The Mighty Heart of Sunny St. James

Blake, Ashley Herring. The Mighty Heart of Sunny St. James
March 26th 2019 by Little, Brown
E ARC from Edelweiss Plus

Sunny has had cardiomyopathy for two years, but has just been told she will have her heart transplant. The woman who has raised her, Kate, knows that she is afraid, but is supportive. Once Sunny has the surgery, Lena, her biological mother shows up. Lena was a friend of Kate's, but struggled with alcoholism after the motorcycle death of Sunny's father, and gave up custody to Kate. Kate owns a bookstore on an east coast island, hangs out with long time friend (an crush) Dave, and is over protective of Sunny. When Sunny is recuperating, she is allowed an outing to the beach. There, she meets Quinn, whose mother is a marine photographer who is staying on the island for the summer. The two quickly become fast friends and decide that they will embark on a "kissing quest" to find a boy to kiss for the first time. Sunny has fallen out with her friend Margot over a secret that Margot blabbed to members of her swim team after Sunny got sick, so she is glad to have someone to hang out with. Lena visits, and Sunny is finally able to get some information about her past. As she spends more time with Quinn, Sunny begins to realize that she would really rather kiss Quinn than a boy, but she doesn't want to lose her friendship. The physical recuperation goes slowly and hits some rough spots, and the emotional recuperation does as well, especially when it comes to Kate and Lena's relationship. Eventually, Sunny is able to be true to herself, Quinn, and even Margot, and forges a new normalcy for herself and her family.

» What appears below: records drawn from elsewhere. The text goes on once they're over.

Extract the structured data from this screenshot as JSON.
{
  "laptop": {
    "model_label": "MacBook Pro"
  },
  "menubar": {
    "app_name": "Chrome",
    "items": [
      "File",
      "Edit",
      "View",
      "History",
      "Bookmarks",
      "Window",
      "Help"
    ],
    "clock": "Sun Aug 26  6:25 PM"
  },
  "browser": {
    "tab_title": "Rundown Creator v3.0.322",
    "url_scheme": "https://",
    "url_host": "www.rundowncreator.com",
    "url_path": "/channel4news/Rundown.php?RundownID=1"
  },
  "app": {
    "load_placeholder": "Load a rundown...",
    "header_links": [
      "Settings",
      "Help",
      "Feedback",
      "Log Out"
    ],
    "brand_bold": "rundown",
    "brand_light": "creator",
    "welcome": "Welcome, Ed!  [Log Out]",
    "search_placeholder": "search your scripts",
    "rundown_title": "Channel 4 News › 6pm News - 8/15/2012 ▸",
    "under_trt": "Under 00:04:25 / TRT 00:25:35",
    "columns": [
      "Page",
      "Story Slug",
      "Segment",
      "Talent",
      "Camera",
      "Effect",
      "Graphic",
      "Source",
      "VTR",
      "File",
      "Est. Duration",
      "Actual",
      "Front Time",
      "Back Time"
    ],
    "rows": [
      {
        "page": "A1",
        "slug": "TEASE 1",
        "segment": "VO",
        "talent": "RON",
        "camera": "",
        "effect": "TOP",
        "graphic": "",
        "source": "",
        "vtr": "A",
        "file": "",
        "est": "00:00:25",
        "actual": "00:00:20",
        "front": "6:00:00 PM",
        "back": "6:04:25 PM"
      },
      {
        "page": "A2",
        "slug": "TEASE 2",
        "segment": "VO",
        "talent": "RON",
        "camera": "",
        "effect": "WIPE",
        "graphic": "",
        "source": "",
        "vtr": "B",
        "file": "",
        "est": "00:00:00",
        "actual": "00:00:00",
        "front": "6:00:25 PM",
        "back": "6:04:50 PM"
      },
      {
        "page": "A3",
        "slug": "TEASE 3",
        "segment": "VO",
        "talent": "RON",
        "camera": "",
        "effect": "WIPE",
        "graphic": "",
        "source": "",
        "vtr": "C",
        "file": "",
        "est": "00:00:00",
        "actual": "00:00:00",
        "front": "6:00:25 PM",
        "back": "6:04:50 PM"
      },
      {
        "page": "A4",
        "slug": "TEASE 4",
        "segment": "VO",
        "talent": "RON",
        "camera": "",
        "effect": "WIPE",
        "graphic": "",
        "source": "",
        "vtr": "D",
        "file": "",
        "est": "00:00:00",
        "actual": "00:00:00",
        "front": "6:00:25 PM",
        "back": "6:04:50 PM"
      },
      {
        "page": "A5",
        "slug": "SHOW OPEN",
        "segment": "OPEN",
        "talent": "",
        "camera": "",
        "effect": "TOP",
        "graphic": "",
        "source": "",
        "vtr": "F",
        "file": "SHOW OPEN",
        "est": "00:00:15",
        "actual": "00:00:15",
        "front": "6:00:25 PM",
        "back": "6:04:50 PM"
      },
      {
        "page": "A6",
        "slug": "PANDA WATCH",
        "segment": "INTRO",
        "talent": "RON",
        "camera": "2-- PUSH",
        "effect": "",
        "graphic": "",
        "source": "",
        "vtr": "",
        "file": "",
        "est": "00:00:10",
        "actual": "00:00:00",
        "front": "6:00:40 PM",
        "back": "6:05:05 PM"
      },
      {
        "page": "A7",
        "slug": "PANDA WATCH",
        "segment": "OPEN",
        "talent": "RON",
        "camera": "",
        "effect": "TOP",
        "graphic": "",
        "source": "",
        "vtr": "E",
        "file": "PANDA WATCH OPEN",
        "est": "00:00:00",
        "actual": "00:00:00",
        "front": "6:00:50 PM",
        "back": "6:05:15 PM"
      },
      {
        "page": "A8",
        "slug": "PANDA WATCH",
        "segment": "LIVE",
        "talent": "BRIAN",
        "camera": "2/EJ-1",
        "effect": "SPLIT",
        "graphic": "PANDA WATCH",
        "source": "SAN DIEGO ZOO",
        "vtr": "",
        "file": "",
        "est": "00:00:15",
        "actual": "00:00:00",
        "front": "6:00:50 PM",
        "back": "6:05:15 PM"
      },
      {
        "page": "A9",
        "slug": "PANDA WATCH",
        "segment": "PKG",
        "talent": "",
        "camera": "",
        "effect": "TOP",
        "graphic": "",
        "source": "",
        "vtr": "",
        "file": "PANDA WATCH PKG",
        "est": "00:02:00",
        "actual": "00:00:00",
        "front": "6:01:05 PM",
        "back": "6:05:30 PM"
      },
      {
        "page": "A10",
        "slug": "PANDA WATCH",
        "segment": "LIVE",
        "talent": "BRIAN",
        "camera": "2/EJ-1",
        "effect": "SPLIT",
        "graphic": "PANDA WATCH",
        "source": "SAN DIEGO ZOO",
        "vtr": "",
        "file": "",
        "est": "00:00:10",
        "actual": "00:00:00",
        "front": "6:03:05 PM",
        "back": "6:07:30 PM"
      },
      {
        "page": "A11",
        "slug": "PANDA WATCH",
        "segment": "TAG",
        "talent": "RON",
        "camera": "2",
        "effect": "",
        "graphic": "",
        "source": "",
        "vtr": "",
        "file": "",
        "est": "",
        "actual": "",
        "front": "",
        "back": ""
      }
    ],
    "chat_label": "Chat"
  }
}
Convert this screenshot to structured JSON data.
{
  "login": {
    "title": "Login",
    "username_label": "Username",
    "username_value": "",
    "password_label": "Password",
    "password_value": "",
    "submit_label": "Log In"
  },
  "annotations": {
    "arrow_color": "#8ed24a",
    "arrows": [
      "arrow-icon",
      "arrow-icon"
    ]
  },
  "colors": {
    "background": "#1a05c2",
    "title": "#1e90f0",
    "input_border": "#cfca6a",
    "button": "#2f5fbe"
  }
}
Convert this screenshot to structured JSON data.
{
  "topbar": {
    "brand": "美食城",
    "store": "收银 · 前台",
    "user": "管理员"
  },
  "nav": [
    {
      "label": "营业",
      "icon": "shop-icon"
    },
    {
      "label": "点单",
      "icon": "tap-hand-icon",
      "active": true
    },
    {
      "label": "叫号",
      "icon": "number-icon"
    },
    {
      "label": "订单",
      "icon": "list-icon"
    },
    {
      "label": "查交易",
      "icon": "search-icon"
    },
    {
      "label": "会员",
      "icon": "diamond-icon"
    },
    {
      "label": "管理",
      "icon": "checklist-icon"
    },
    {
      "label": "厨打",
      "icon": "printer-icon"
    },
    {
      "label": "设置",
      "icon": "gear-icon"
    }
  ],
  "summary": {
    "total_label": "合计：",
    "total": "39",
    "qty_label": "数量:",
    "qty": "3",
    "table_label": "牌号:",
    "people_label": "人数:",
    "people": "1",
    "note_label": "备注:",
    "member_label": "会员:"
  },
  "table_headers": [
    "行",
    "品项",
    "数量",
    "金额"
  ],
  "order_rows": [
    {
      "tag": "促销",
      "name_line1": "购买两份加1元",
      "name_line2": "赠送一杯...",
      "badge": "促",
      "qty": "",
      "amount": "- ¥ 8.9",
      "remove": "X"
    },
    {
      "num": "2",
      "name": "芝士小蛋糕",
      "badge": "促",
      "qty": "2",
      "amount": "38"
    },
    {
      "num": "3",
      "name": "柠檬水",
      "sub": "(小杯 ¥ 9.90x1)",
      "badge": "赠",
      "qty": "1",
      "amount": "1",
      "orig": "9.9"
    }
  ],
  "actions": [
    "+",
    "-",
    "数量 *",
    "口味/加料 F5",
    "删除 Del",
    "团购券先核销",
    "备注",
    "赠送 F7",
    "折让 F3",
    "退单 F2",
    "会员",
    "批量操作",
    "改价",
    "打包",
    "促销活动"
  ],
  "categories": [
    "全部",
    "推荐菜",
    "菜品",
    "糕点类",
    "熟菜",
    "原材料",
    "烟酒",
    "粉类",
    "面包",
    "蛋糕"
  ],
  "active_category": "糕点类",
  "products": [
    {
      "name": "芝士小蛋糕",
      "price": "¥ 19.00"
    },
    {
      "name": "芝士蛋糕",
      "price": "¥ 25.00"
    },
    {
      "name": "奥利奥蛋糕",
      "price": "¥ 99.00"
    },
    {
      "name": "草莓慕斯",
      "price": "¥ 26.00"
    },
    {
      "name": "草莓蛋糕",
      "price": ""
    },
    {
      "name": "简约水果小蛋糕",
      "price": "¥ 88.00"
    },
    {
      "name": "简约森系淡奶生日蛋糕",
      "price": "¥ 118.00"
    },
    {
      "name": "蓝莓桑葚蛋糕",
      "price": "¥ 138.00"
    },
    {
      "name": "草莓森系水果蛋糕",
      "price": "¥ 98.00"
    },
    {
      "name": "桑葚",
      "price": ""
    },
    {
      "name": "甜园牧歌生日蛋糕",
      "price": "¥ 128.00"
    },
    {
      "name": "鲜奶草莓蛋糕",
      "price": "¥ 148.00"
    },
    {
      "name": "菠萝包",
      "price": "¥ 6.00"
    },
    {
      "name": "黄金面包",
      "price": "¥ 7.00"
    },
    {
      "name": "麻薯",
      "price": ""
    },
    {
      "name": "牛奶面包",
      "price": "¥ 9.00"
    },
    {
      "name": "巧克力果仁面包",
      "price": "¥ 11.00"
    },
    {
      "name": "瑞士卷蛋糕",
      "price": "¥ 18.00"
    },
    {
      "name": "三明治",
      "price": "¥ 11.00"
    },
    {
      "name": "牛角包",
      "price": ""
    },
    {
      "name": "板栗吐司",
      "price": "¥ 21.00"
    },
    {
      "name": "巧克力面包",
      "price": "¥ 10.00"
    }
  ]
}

Strengths: Aside from Pitchford's Nickel Bay Nick, I can't think of any books that deal with a child who has had a heart transplant. The medical details and plot are a nice foil for the family and relationships issues; any one of these alone could have become boring, but together, it made for an intriguing tale. The problems with Margot are realistic, as are the problems with Lena. There are more and more young readers with nontraditional families, so it's important to see this reflected in the literature. Quinn and Sunny's relationship is similar to the one in this author's Ivy Aberdeen's Letter to the World, and my students enjoy that book.
Weaknesses: Sunny and Quinn are both very nervous about liking girls, which lends a more YA level of angst to a middle grade story. Realistic, and liked by the target demographic more than by me. Even in my middle class, Midwestern school, students (especially the girls) seem to be completely unphased by students who identify as any manner of LGBTQ+. Still, all stories are different. I'm just old enough that I have no patience for angst in any relationships, fictional or otherwise!
What I Really Think: I will definitely purchase, and it is nice to see an LGBTQ+ story that doesn't involve heavy drinking and way more details than anyone needs to know.